Monday 6 October 2008

Week 39


Week 39

The penultimate week of our Trout season, fishing still difficult but more fish caught on the surface than subsurface with a nymph. Terry’s Terror always a successful late season fly on this stretch of the Dever with both Brown Trout and Grayling alike. The temperature dropped several degrees this week, checking the growth of the grass and fringe and instantly starting the change in colour of the leaves on many trees. The Horse Chestnuts are bare already, The Ash trees, that looked particularly sick last year, seem to have recovered and look particularly healthy.
For much of the week the river was crystal clear, the weed is getting a little straggly now its growth having been checked dramatically in the past few weeks. This year has seen very little blanket weed in this stretch of the river. A Filamentous algae that thrives in low water, high temperatures and a nutrient rich environment. It normally puts in an appearance in the last half of the season and can smother any good weed. At this time of the year it starts to roll up into balls and move down the river, it can’t be cut with a scythe and must be dragged out with grabs, a hard task as it is like dragging out a wet duvet. It can be a problem in the stew ponds and can be prevented to a certain extent by introducing Barley Straw in net bags in the spring. After many weeks an endotoxin is produced by the decomposing Barley Straw that inhibits the growth of the Filamentous algae, in ponds the effect can be quite dramatic. One year on the Flight pond, which is very high in nutrients due to the numbers of Duck roosting on there, and can heat up quite quickly due to the depth of water. Balls of blanket weed were seen to be forming, that disappeared over night, I had put a couple of bales of Barley Straw on the edge of the pond during the winter on which I fed the Ducks. The Ducks broke up the bales as they dug the feed barley out and the straw spread across the pond, sinking to the bottom, slowly decomposing until one day the level of the particular endotoxin was sufficient to quell the fast growing algae overnight. It appears to have no effect on fish or fly life.

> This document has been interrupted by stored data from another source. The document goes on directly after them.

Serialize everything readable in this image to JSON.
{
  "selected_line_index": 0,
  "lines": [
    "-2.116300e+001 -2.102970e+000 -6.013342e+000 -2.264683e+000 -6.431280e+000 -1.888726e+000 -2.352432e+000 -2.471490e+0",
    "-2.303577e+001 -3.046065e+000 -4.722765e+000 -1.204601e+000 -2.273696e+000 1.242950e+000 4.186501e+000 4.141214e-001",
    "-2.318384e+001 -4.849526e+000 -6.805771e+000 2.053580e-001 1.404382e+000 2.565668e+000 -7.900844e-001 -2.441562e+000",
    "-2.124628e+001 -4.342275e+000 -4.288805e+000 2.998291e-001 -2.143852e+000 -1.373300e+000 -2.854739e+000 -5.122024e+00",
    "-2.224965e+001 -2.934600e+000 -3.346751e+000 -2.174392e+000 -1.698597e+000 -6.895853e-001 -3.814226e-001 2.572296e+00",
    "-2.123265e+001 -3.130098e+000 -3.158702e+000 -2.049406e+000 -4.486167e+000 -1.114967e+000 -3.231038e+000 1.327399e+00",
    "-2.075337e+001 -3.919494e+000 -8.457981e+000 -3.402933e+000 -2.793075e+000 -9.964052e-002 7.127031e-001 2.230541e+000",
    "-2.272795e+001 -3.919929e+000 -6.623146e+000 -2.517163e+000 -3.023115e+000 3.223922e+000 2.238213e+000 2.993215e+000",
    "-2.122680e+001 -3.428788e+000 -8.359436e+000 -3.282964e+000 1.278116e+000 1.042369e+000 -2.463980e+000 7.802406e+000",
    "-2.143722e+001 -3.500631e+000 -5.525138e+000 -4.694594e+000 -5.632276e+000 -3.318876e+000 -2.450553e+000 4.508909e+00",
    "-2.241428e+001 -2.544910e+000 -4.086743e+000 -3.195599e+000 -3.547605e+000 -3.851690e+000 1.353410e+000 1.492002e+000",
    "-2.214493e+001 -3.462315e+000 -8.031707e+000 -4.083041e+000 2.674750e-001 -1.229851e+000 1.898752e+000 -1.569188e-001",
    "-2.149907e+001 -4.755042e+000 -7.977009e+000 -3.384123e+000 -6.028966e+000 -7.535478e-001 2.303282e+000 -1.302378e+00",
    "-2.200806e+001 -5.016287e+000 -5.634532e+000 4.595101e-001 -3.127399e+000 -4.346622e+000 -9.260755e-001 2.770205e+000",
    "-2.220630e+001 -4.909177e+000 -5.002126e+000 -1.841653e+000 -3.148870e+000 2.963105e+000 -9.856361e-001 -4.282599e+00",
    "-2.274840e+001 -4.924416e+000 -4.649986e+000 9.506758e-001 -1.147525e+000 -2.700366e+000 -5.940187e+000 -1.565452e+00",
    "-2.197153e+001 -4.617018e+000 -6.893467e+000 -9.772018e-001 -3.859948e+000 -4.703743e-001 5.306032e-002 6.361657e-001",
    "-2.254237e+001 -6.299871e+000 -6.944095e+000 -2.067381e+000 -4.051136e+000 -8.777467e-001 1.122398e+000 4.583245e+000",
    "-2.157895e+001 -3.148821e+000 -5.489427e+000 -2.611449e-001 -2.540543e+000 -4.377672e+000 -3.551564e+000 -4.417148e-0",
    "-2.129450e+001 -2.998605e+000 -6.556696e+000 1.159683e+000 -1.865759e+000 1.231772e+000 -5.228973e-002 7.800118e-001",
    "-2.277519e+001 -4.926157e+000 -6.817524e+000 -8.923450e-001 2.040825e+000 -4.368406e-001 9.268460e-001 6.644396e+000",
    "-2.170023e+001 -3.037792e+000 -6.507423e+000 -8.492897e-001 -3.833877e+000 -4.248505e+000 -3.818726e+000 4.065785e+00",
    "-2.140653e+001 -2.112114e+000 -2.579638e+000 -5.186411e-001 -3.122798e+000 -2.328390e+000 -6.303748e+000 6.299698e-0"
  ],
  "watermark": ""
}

I have started to feed the pond, and currently there are around fifty ducks coming in at Dusk. Four swans have also turned up for a feed, and have also been tearing at the weed in the river, pulling it out by the roots and turning the river to cocoa. We have had some reasonable hatches of Olives this week with some spinners getting back onto the water late in the afternoon. I have had to pull a chicken from the river today, I am not sure if it was chasing flies, but I had to dry the poor egg laying machine off with the hair dryer, it’s the first bit of hair styling I have had to do in a while; not sure it appreciated the hair straighteners though!

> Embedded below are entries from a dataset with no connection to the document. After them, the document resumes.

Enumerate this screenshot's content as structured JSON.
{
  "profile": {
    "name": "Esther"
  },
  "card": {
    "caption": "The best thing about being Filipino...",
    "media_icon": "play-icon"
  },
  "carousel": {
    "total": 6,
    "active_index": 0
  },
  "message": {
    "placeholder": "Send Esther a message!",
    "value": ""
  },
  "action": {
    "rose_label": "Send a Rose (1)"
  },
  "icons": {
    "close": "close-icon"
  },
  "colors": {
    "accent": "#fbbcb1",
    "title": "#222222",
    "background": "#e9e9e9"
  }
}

With the few colder days, the pheasants are beginning to gain their adult plumage. I am now feeding them in the woods and game covers where I need them to be on a shooting day, the feed walk around in the morning now takes the best part of an hour with a bit of dogging in on the way home.

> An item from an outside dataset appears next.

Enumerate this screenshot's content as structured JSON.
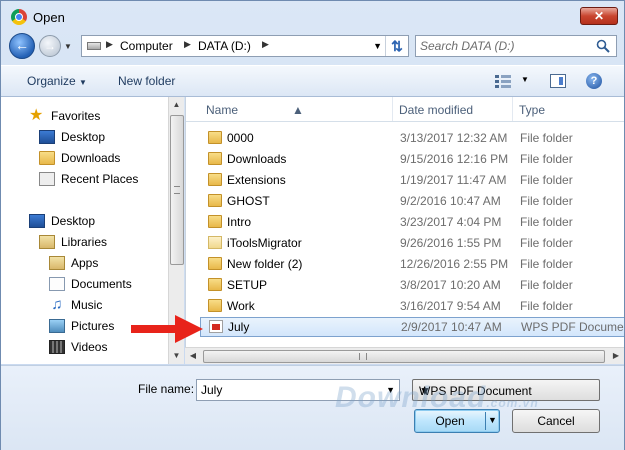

Spaniels continue to be a problem, a phone call from a neighbouring keeper informing me that there was someone in a high viz jacket picking blackberries next to my top game cover and his spaniel was doing what it was bred to do and flushing game from cover. The dog was everywhere while Mr High Viz picked his berries, next to my game cover and fifty yards from a main road. I politely informed him that he was in the wrong place and asked him to make his way back to the footpath over a hundred yards away, which he did. What would someone think if I let my dogs jump all over their desk in an office or run around a shop damaging goods and then walk out with the briefest apology.
My boss and her son have been away in Scotland for their annual week Salmon fishing, not many fish but they did experience their first frost of the autumn, so it won’t be long before we have our first one here. She very kindly bought back some very nice award winning Black Pudding from a butcher in the town where they stay, I filled my case with it last year when I was invited up to fish and have only recently run out – Food of the Gods!